Credits // Author and Photography: Didier Li. Photos edited with Spiegeling actions. 

  • I can’t wait to try this – it sounds delicious! The only thing I might add to it is pickles… That’s what makes a cheeseburger pizza great for me!

  • Oh my goodness that looks delicious! Pizza in a cast iron skillet? Brilliant!! I’ll be trying this, thanks:)

  • This looks incredibly delicious, and I bet it would taste just as delicious with mince. Thanks for sharing!

  • This looks delicious ! Will for sure make a vegan version !

  • K I never comment but I just have to tell you that baking it in a cast iron skillet is brilliant! I’ve never loved the results I get with a pizza stone, will be trying this asap, thanks!

  • Do it! I thought about putting pickles on this one… but then I didn’t. So, I think you’re on to something. 🙂

    - Didier

  • Well thanks for taking the time to comment. 🙂

    I use cast iron skillets SO often in cooking/baking. I have a pizza stone too but I recently realized that’s it’s pretty much the same thing (sort of) so I should have just stuck with the cast iron I already owned. Oh well. Live and learn. I still like the stone for baking other things sometimes, like cookies and what not.

    - Didier

  • I’ve never made a pizza in a cast iron pan!! It must be so crispy!! =)

  • That looks so good!! I have to eat gluten free now, but I am going to give it a try in a cast iron pan with GF flour! 🙂

  • Oh, I need this pizza in my life asap!

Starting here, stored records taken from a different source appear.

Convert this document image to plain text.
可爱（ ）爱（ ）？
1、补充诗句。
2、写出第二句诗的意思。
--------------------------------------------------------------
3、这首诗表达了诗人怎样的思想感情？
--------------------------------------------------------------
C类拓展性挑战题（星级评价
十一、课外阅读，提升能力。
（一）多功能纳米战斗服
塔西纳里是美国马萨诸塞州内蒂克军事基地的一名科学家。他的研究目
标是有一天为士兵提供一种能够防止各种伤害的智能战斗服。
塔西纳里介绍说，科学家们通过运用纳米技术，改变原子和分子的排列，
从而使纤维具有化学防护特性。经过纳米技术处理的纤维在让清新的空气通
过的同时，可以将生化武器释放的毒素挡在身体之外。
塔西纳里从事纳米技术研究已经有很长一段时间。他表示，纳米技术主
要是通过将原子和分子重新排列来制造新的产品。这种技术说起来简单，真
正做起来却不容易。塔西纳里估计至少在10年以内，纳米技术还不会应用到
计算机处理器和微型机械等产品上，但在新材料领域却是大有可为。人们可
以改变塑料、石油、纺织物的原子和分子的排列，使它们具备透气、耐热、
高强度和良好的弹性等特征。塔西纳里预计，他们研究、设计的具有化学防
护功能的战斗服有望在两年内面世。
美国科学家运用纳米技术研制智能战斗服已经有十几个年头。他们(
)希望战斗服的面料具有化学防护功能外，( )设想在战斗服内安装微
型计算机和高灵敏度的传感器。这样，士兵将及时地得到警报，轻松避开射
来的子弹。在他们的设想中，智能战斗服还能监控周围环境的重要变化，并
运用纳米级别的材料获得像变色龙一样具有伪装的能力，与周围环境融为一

  • This sounds pretty exotic to me. We are not used with cheeseburger pizza flavor around here. But this recipe seems to be good, I’m a little apprehensive but I think I wanna try. 🙂

    xo, Deborah

  • This looks INCREDIBLE! I’m definitely saving this and trying it this week – I’ve always wanted to make pizza from scratch.
    Lucy xoxo

  • I know it sounds outdated but man I love cheeseburger pizza! We have a veggie option too and we add scallions and black olives as well.

  • I went out and bought the ingredients right after reading this post! Can’t wait to try it this week. I like the black olives and pickles suggestions I’m reading.

  • This looks amazing – I’m definitely going to have to give this a shot! I brought a cast-iron pan over a year ago and have never ventured into trying it out, so this is a perfect starting point – thanks! 😀

    Becky |

  • I made this last night for dinner and it was delicious! I added red peppers as they were on hand and doubled the amount of kale.
    The only thing keeping this pizza back is the rise time for the pizza dough. I made it as written last night and found the crust to be a bit too doughy for my liking. I usually let my pizza dough rise for at least 6 hours and it yields a much tastier crust. I use Smitten Kitchen’s guide for rise times/yeast content for a tastier crust without any extra work (just a bit more forethought).